I have further commentary on the exchange below; I just want to present
it to the list to solicit views on source citation in our man pages.

>> > Commenting on cited books or articles in the SEE ALSO section is
>> > very rare, and it will almost never happen for more than one
>> > article in the same manual page.  So there is really no need to set
>> > the reference itself as a list tag and the comment as a list body.
>> > It doesn't even look particularly good.
>> > 
>> > So at the very least, we could just remove the .TP and the \cs.
>> 
>> You're right that there's not much precedent here.  The good news for
>> you is that I'm not settled on this format.  I'd like to get cites to
>> all the important Bell Labs white papers into our man page corpus,
>> and then standardize two things:
>> 
>> (1) The stylistic format of such bibilographic entries; and
>> (2) now that I understand the basics of refer(1), suck all the
>> citations into an index file, ship it, and have our pages use it
>> where necessary.
>> 
>> > But i think going a step further is even better because nothing
>> > in the comment really matters:
>> > 
>> >  - gratis version: no need to say that, it's obvious when you can
>> >    download it for free, and if you would have to pay for it,
>> >    we would hardly include a URI, at least not without warning
>> >    that it needs payment
>> 
>> groff is a GNU project, and generally eschews non-free documentation,
>> except for historical/academic works, for which even RMS has some
>> tolerance.  (The FSF won't distribute them, but it doesn't try to
>> pretend they don't exist, unlike some proprietary operating systems.)
>> 
>> I think it's worth pointing this out so contributors know where a
>> manual might need a freely-licensed alternative to be written.
>> 
>> >  - from UNIX v10: no need to say that, it's said in the document
>> >    itself and doesn't matter for the manual page at hand nor for
>> >    the decision of a reader to look at it
>> 
>> So many people seem to think that Research Unix stopped with V7 (or
>> maybe 32V) that I found it noteworthy.
>> 
>> >  - early implementation: misleading, because the implementation
>> >    described in the cited document is almost exactly a decade
>> >    younger than the original implementation
>> 
>> ...and three times as many years have passed since those two
>> instants.  :)
>> 
>> >  - Uriel Pereira: totally irrelevant, that website merely saved
>> >    a copy of the document
>> 
>> Something about my bibliographic instincts tells me I need to
>> characterize or describe the site being linked to somehow.
> 
> I think i understand why you feel that some of those details may be
> interesting from a historical perspective, i like considering history
> myself.  But here, we are not even talking about a HISTORY section.

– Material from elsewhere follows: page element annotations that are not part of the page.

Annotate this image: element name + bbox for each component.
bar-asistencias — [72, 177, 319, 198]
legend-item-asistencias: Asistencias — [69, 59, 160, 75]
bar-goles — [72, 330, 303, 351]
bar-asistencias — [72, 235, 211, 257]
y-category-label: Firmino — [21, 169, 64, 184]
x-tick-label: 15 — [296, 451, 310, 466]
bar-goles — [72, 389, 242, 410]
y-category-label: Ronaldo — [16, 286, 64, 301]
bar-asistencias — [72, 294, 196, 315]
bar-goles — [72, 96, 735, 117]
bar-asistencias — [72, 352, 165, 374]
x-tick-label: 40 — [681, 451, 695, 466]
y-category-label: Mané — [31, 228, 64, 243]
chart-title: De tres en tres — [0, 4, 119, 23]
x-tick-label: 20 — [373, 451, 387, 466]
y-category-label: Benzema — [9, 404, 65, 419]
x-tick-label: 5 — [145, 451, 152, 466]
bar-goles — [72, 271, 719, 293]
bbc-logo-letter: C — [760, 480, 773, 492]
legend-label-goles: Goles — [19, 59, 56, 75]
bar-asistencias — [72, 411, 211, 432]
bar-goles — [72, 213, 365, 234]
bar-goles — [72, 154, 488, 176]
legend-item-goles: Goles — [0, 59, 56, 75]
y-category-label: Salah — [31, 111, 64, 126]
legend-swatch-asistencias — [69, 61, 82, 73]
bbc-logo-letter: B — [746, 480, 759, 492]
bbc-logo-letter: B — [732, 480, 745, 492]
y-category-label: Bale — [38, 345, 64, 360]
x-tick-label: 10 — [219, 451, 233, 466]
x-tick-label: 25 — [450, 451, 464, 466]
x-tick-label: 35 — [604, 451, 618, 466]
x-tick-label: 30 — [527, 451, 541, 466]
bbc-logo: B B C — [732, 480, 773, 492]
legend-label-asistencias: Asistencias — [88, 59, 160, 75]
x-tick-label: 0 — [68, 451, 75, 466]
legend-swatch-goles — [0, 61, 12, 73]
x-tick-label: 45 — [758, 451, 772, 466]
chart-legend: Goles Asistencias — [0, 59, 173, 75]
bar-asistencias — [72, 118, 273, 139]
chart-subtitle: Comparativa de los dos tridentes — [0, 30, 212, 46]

> People look at SEE ALSO because they wonder how to use tbl(1), not
> because they wonder whether v10 was a great UNIX or what rms@' opinion
> on non-free documentation is or whether Uriel Pereira created some
> website before he died.  I'd simply prefer to stay on topic as much as
> possible, in particular outside HISTORY.
> 
> > Bottom line: please regard the exact layout and content of the
> > bibilographic information I'm adding as "in flux".
> > 
> > To hammer out those question of content and style, let's loop the
> > list in on my points (1) and (2) above.
> 
> Sure.  Maybe you want to suggest something in a well-organized manner
> rather than me picking apart a mail?
> 
> There is no hurry to re-fix tbl(1).  That can easily be done once
> you have settled on a nice format.
> 
> But note that i have very rarely, if ever, seen lists of references
> with annotations attached to each cited article.  Even less so in
> manual pages: in a research journal, having two pages of citations
> at the end of an article may be useful or even required, but in a
> manual page, references ought to be kept concise.